Picture: ISTOCK
Picture: ISTOCK

We wrote in praise this week of the Competition Commission’s recommendation that exclusive lease agreements between grocery retail chains and mall owners should come to an end immediately as they are damaging and inherently anticompetitive.

What we did not write about is the government’s destructive role in stifling competition and wider participation in the economy, the common thread running through recommendations of at least three major inquiries in the grocery retail, private health-care and internet-data markets.  

In this week’s 650-page retail inquiry report, an entire chapter of findings details how opaque state regulation makes life very difficult for spaza shops to operate legally or expand.

Applying for rezoning is complex. The process is unclear to applicants. It so expensive and time consuming that a single informal trader has to give up days of trading to deal with paperwork. And municipalities have different bylaws which often are enforced erratically and require bribes from shop owners to survive.

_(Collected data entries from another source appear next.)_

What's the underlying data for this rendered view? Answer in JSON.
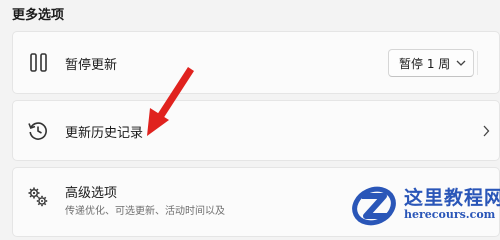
{
  "section": {
    "title": "更多选项"
  },
  "pause_card": {
    "label": "暂停更新",
    "icon": "pause-icon",
    "dropdown_value": "暂停 1 周"
  },
  "history_card": {
    "label": "更新历史记录",
    "icon": "history-icon"
  },
  "advanced_card": {
    "label": "高级选项",
    "description": "传递优化、可选更新、活动时间以及",
    "icon": "gears-icon"
  },
  "annotation": {
    "arrow_color": "#e0221e"
  },
  "watermark": {
    "title": "这里教程网",
    "url": "herecours.com"
  }
}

The inquiry shows liquor-licensing authorities benefit big players offering them longer hours and keeping trading hours for the small guys so short they can't take advantage of workers who need to shop after work. The inquiry also finds many health regulations without health purpose that do not address storage and handling of food. Regulations that do matter to health are not enforced due to a shortage of local government health inspectors

The detailed explanation of regulation lunacy echoed chair of Consumer Goods Council of SA and  Pick n Pay Gareth Ackerman’s complaint that regulation stifled the retail sector.

Ackerman said: “The large volume and frequency of new and revised policies results in considerable uncertainty among government officials in implementing policy and related regulations.”

Ackerman said regulations enabling policy are also often not fully understood or resourced by officials, nor by business, and are frequently and substantially changed before being effected.

There is also evidence of contradictory policy and regulatory level objectives across government departments. This is creating a culture of distrust between the government and business sector when there should be national consensus on how to move the country forward.

The health-market inquiry was much more scathing of the health department, which asked for the inquiry, saying the government had shown “inadequate stewardship” of the sector.

Former chief justice Sandile Ncgobo singled the department out at the launch of the health report, saying: “There is failure to hold regulators sufficiently accountable [and] as a consequence the private sector is neither efficient nor sufficiently competitive.”

The commission’s high data costs panel final report is due on Monday. In the draft findings, the commission said it was “common cause” that the radio-frequency spectrum needed to increase access to the internet was not released by government.

This means industry needs to build more base stations and develop infrastructure to stretch existing spectrum capacities, which costs money.

Calls for more spectrum have been persistently made by NGOs and the industry. But instead a market inquiry was set up to find out what industry and telecoms experts already new. The draft recommendations have included a request that government release spectrum.

“This should then be followed by the urgent assignment of high demand spectrum and cost orientated access to a broader range of facilities to reduce infrastructure costs,” the inquiry said.  

One last point: when data, health care and food are overpriced and small business is squeezed by bad laws, the poor suffer the most.

The commission is right to look into the damage brought by dominant market players in the private health-care market, where patients are often subjected to unnecessary and expensive medical procedures, in grocery retail and the mobile phone industry, where consumers are robbed of choice and pay some of the highest data prices in world.

But when it lays the blame at the door of government, President Cyril Ramaphosa’s  administration should take a long hard look at fixing regulations that stifle competition and wider economic participation.